While so far companies have not sent out any feelers on a likely delay in expansion plans or putting them on the back burner, brokerages say that may well be the case if the slowdown in the sector persists.
Systematix Shares and Stocks observes that listless growth across the quick-service restaurant (QSR) and apparel retail could be a temporary hold-up. But should it sustain for a few more months, it could handicap the footprint expansion plans of most industry players.
While a reversal of discretionary outperformance has been a recent phenomenon, some brokerages are now betting on the consumer staples segment to outpace the former and prefer to take a punt at this more defensive space.
Say analysts of Axis Capital, led by Anand Shah, “After nine quarters of outperformance, year-on-year (YoY) revenue growth of discretionary companies under coverage converged with that of staples, while operational performance, flat YoY, decelerated sharply on a sequential basis and trailed consumer peers sharply.”
Over the near term, the brokerage continues to pick staples over discretionary players.
Discretionary demand moderation, especially after the festival season, was seen across QSR, retail, and apparel categories.
Says Kunal Vora, head of India equity research, BNP Paribas, “While affluent India’s consumption trend slowed down during Q3FY23, the mass-market category continued to see pressure on the rural slowdown and consumers downtrading, although this improved on a sequential basis.”
Among key segments, the demand dip in Q3FY23 for QSR space after a strong October was disappointing. Weak operating metrics are expected to continue as demand conditions remain slow-moving even in the first two months of the January-March quarter of FY23.

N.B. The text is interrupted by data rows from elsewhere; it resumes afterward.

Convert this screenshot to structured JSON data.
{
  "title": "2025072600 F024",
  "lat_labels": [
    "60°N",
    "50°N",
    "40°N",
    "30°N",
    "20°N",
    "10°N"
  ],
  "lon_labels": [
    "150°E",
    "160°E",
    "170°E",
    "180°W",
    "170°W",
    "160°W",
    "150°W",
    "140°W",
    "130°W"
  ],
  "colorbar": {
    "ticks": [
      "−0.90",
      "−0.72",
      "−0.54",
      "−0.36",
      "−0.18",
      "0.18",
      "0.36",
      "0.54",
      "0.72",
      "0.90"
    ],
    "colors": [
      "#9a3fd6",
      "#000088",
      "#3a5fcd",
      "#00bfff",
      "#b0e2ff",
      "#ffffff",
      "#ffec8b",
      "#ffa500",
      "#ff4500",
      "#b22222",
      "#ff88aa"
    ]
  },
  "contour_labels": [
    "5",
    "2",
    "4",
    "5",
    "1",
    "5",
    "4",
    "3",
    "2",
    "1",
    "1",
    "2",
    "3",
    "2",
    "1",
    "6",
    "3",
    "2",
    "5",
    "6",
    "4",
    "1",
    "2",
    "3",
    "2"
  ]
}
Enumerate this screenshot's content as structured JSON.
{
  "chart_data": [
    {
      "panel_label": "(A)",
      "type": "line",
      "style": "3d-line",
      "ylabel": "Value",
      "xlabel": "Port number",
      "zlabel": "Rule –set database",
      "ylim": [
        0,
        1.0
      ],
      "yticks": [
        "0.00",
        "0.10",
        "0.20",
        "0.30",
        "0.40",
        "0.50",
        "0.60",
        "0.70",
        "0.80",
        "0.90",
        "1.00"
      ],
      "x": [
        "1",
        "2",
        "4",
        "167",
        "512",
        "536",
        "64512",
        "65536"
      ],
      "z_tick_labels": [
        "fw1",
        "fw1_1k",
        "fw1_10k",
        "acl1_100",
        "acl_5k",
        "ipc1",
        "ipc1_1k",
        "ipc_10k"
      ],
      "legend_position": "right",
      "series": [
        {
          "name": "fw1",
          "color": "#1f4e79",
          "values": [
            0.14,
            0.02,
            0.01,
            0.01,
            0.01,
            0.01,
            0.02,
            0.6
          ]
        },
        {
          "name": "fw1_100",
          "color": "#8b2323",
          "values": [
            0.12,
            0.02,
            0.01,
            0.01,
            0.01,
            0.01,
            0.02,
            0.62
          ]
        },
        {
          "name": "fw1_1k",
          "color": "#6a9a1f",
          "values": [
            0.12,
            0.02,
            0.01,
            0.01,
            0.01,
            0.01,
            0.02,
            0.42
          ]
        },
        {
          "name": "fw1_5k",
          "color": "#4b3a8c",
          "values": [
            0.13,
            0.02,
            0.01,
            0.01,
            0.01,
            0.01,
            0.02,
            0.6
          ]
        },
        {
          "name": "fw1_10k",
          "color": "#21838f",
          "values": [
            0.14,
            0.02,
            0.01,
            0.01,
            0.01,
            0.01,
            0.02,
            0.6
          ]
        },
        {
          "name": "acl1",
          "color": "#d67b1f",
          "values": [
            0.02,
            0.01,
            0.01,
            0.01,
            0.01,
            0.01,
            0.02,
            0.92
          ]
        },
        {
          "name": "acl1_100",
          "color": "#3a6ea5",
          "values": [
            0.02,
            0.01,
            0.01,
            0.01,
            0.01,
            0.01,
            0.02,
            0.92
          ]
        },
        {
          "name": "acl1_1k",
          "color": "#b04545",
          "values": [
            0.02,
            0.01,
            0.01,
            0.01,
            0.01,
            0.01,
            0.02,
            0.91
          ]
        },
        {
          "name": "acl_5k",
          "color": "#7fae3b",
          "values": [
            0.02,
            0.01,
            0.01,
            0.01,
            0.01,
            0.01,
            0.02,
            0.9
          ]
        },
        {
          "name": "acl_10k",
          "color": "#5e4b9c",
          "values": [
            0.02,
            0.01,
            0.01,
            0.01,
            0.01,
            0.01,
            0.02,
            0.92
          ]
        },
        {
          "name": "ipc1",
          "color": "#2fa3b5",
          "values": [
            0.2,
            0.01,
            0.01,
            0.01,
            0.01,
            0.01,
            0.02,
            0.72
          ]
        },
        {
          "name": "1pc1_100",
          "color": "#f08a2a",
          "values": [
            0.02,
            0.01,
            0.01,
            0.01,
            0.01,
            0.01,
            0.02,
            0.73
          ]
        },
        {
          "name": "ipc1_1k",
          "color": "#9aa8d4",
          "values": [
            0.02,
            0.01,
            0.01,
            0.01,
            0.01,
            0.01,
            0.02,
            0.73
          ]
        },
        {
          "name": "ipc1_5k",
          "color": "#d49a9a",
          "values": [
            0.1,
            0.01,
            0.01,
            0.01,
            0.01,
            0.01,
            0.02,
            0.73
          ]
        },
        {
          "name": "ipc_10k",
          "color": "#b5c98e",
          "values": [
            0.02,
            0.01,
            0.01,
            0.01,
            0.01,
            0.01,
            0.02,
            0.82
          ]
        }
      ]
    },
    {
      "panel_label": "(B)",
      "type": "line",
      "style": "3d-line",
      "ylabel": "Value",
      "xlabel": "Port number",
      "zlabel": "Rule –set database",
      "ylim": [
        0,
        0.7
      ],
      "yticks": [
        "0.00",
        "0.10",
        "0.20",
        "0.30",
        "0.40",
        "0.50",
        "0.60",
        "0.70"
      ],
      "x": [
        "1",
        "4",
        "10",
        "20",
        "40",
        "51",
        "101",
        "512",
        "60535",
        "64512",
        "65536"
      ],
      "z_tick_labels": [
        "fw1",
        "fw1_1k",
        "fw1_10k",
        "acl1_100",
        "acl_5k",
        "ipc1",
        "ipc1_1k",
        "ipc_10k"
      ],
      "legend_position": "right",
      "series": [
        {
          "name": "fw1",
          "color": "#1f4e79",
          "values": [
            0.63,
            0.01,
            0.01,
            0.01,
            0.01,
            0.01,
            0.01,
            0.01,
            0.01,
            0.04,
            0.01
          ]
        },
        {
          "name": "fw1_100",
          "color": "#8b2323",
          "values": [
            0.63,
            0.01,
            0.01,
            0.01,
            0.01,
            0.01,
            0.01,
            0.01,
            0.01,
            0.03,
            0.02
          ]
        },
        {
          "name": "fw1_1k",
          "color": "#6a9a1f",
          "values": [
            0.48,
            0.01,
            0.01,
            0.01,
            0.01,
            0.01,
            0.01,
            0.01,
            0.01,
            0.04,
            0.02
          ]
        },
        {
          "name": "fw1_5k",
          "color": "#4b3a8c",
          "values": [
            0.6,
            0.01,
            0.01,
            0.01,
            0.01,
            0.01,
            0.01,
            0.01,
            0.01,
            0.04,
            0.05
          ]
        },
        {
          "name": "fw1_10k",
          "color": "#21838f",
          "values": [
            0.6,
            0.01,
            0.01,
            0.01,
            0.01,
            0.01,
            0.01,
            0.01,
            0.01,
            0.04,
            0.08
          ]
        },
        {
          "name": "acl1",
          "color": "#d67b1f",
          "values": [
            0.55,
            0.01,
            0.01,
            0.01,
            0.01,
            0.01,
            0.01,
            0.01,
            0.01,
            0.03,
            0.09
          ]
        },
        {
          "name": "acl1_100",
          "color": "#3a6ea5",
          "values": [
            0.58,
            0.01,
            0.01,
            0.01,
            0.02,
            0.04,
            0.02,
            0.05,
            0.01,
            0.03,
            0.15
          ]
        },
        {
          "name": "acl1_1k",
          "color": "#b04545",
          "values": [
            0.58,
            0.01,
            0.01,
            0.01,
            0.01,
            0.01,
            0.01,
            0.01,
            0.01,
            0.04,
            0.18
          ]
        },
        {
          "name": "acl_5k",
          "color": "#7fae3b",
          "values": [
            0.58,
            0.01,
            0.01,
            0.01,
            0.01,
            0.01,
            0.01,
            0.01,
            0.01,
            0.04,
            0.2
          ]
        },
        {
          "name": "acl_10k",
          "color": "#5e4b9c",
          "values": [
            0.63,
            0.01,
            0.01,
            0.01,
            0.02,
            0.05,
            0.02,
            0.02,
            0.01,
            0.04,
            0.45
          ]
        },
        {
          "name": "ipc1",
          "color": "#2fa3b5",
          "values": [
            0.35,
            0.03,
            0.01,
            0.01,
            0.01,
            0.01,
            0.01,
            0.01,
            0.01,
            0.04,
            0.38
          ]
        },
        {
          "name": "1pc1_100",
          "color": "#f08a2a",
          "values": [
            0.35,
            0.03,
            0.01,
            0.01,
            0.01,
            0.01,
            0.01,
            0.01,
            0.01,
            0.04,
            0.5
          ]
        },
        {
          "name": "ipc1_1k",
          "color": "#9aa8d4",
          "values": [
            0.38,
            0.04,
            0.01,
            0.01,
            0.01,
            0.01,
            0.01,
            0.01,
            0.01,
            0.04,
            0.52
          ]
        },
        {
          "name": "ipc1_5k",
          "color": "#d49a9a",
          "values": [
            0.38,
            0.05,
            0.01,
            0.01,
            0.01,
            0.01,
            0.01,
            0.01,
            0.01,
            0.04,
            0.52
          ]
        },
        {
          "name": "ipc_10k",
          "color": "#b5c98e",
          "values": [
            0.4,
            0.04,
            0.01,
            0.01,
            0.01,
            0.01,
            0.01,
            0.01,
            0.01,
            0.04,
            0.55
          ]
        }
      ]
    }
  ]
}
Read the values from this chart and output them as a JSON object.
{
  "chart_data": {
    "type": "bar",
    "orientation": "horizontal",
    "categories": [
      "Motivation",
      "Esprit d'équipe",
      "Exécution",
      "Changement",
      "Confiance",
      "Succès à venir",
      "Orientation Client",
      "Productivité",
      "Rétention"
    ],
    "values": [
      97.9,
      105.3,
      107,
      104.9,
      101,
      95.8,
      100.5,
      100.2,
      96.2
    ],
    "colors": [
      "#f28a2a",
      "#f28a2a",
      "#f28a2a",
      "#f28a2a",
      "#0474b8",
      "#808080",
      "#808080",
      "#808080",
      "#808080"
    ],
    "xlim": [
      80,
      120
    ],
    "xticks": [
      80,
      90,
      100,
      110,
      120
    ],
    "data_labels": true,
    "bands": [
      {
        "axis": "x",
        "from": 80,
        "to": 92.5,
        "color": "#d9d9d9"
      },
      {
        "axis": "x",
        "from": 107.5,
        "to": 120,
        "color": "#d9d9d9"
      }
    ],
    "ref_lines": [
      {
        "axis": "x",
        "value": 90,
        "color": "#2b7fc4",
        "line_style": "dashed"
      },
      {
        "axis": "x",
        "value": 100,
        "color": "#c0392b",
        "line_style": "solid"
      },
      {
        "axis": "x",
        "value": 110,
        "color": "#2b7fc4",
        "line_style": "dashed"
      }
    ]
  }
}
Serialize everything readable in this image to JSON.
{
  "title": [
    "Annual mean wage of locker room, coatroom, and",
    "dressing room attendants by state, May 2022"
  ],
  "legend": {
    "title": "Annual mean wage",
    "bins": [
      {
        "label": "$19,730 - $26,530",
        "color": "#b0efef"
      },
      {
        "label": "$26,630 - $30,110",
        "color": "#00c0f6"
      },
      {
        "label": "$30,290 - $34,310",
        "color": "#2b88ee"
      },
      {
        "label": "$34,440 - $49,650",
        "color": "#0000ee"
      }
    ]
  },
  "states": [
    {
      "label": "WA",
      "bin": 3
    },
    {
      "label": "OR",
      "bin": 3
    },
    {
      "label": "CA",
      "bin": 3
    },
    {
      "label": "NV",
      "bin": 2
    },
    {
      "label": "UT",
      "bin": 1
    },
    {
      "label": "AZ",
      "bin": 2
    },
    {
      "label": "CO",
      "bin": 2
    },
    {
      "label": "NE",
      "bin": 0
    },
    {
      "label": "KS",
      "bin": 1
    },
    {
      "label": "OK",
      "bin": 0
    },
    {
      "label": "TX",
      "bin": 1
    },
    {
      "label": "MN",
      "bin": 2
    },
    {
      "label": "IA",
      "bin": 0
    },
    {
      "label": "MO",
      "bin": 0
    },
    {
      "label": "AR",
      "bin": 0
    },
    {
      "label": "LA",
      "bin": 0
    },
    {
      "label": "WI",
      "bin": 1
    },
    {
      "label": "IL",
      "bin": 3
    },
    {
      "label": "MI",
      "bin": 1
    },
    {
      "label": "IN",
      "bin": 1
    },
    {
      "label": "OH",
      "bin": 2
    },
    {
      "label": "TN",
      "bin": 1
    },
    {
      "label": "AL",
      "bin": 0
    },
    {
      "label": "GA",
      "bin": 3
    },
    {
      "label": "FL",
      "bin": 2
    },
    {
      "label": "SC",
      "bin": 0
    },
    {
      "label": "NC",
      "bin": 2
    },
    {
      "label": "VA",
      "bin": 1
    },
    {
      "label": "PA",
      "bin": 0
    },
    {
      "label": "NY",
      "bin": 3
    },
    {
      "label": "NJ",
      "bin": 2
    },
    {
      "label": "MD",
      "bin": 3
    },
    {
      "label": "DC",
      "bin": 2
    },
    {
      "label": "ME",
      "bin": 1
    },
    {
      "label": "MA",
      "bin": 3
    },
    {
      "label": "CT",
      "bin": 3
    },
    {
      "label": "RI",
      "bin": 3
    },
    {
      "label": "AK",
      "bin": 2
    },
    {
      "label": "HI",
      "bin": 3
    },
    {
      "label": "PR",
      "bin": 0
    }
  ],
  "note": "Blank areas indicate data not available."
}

Same-store sales were muted, with overall sales driven by store additions. Further, weak operating leverage and higher costs due to wheat and cheese inflation led to pressure on gross and operating profit margins. Notwithstanding cost pressures, companies have been cautious about raising prices, given the impact on volumes.
In the apparel retail category, sales were affected by weak macros and a delayed winter. While V-Mart, Shoppers Stop, and Page Industries saw deceleration in sales over three years, Aditya Birla Fashion and Retail and Trent sustained the momentum, say analysts at IIFL Research. Margins across players felt the squeeze due to negative operating leverage, they add.
The jewellery segment fared better. While growth moderated on a higher base, sales over three years remained healthy.
BNP Paribas Research highlights that demand trends in November and December were impacted by volatility in gold prices. Buyers returned in January, even as gold prices remained firm. The sector reported healthy on-year sales growth in Q3FY23 regardless of the high base, with a three-year average annual growth in double digits for most organised players.